屋島の遍路道と道標

 高松市の屋島近辺には素朴な道標が今も沢山残されています。
 この道標は春日川のほとりに建てられていて、角柱型道標の上にお地蔵さんが乗っている珍しいものです。たぶん後世の人が載せた物と思いますが、ここ以外では見たことがありません。またこの道標には台座がついていて瓢箪と水差しと思えるえものが彫られていました。
 正面には人差し指の手形の案内で「右やしま寺」と刻まれていて屋島寺の方角が分かり易く示されています。右側面には享保三年(1718年)と刻まれていましたが、地蔵の年代は分かりませんでした。

 この道標は新川のほとりに建てられています。手の平全体で方角を示しており「やしま」と刻まれています。手の方向を見ると屋島の遍路道が目の前に見えています。建立年代については風化が激しくて読めませんでした。
 このように四国の遍路道の道標の特徴は手の平(指)で方角を示す素朴なものが多いように思います。四国以外では手型の刻まれた道標を見つけるのは困難で、熊野古道で一個見つけただけです。他の古道では見つけることが出来なかったです。
(見かけられた方は是非教えて下さい。)

 屋島西町の遍路道は香川県では珍しい歩行者専用の県道なのです。石畳が施されていますが雨の日はすべり易いので注意が必要です。


  これは道標とは呼べないかも知れませんが、屋島の遍路道の中腹に建てられています。近くにあった手頃な形をした石に彫っただけの素朴なもので自然石型と呼ばれています。碑文には「南無阿弥陀仏」と刻まれていますがそれ以外の文字は刻まれていませんでした。矢印で屋島の方向を指しているようにも見えましたが、、、。
(矢印だけでは道標とは呼ばないかも知れませんね。)

 屋島山上へは有料道路を利用すると車で上がれるので、ほとんどのお遍路さんはバスで参拝しています。屋島ケーブルが廃止になったので、今では昔ながらの遍路道を歩いて登るか車で行くしか方法が無くなったのです。

 春と秋の遍路シーズンには大勢のお遍路さんで賑わいます。この写真は霊巌茶屋から北嶺を望んだものです。
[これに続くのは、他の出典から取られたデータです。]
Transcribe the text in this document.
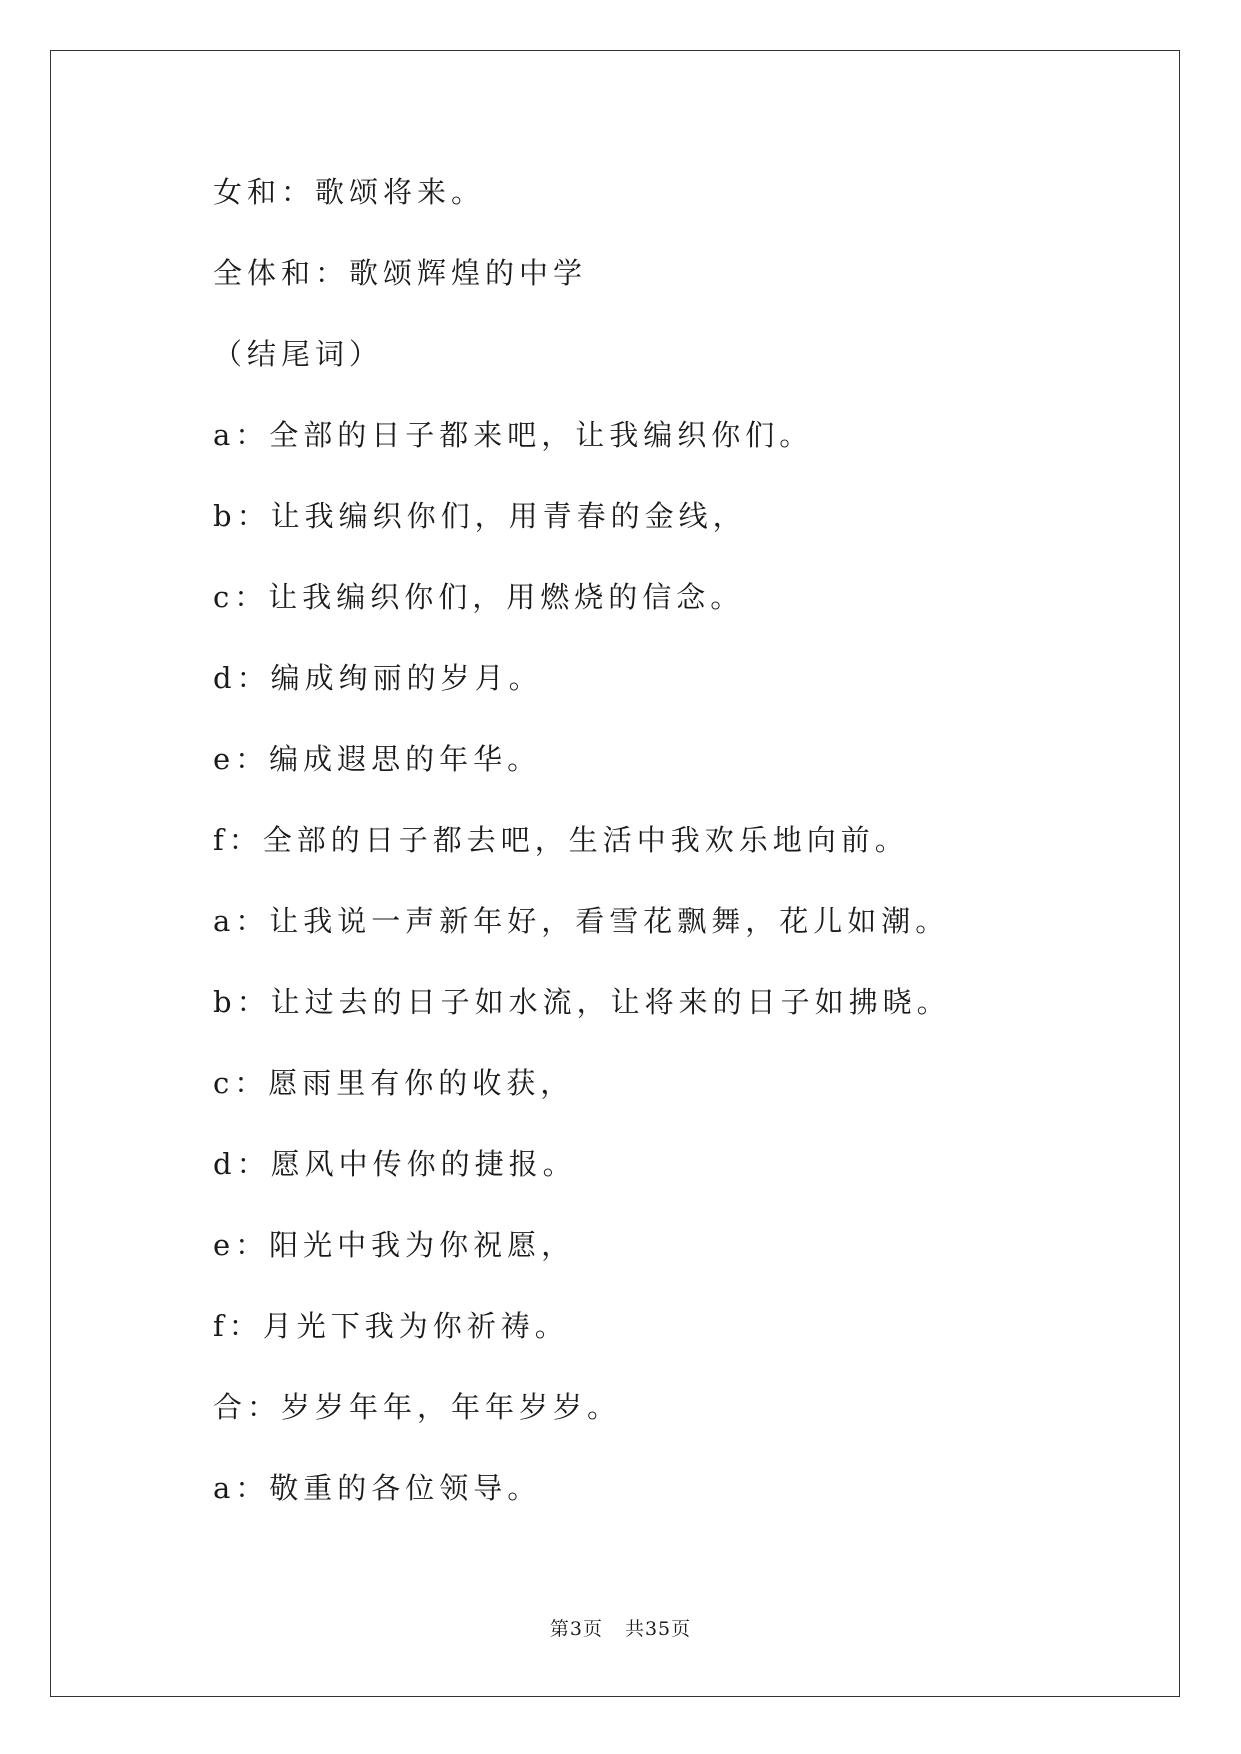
女和：歌颂将来。
全体和：歌颂辉煌的中学
（结尾词）
a：全部的日子都来吧，让我编织你们。
b：让我编织你们，用青春的金线，
c：让我编织你们，用燃烧的信念。
d：编成绚丽的岁月。
e：编成遐思的年华。
f：全部的日子都去吧，生活中我欢乐地向前。
a：让我说一声新年好，看雪花飘舞，花儿如潮。
b：让过去的日子如水流，让将来的日子如拂晓。
c：愿雨里有你的收获，
d：愿风中传你的捷报。
e：阳光中我为你祝愿，
f：月光下我为你祈祷。
合：岁岁年年，年年岁岁。
a：敬重的各位领导。
第3页 共35页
 この道標は屋島寺の四天門の横に建てられているもので非常に立派なものです。
 右側には「是より一之宮江百五拾丁」と刻まれています。一丁が百九メートルですので16kmあまりになります。住職さんに聞いてみましたがこの道標は以前から屋島寺に建てられていたそうなので移設されて距離が変わったものではないようです。当時の遍路道は一宮から高野山讃岐別院をお参りしてから屋島寺へ行く道順と、仏生山の法然寺を廻る道順と、直に屋島寺へ行く道順の三ルートが有ったらしいのですが、江戸時代のお遍路さんは遠回りをするのが好きだったのでしょうか?高野山讃岐別院を廻りますと16キロあまりになるようです。
 左側には「是よ里やく里江三拾五丁」と刻まれています。ここから八栗まで歩いて4キロくらいありますのでこんなものでしょうか?途中船で渡りますともっと短くなりますが、、、。

 屋島寺からの下りは遍路道が整備されていなくて江戸時代の石段が遺されています。でもかなり荒れていて雨の日は歩くのが危険な状態です。

 この下りの遍路道には「享保11年(1726年)丙午(ひのえうま)と刻まれた地蔵丁石が5基と多く見受けられました。ひのえうまの迷信のために建てられたのでしょうか?
 理由は分かりませんが牟礼町に入ると享保11年の地蔵丁石は一基も見られず、享保14年の地蔵丁石が多く見られました。
 なお屋島東町に設置されている地蔵丁石はその距離を示す丁数がばらばらなので、設置場所が移動されたものが多いと思いました。

 これは屋島東町の遍路道の現況です。屋島西町と比べて整備されていないので雨の日はぬかるんで歩き難いと感じました。しかし江戸時代の風情を醸し出しているのではないかと思います。

 これは近くの庵治石に彫ったと思われる素朴な形をした道標です。正面には「弘法大師」、右側面には「へんろ道」、左側面には「アワ益田」と書かれています。徳島県の益田さんが建立したものでしょうか? この道標も自然石型と呼んでも良いと思いますが、四国の遍路道にはこの様な素朴な形をした石の道標が多く見受けられます。「南無阿弥陀仏」とか「弘法大師」とか刻まれている場合が多いと思います。

 これは最近建てられた道標でステンレス製の頑丈なものでした。きっと酸性雨の影響も受けずに後世にまで生き残ることでしょう。
 江戸時代に建立された石の道標は酸性雨の影響かその碑文が読み難くなりつつあるように思えました。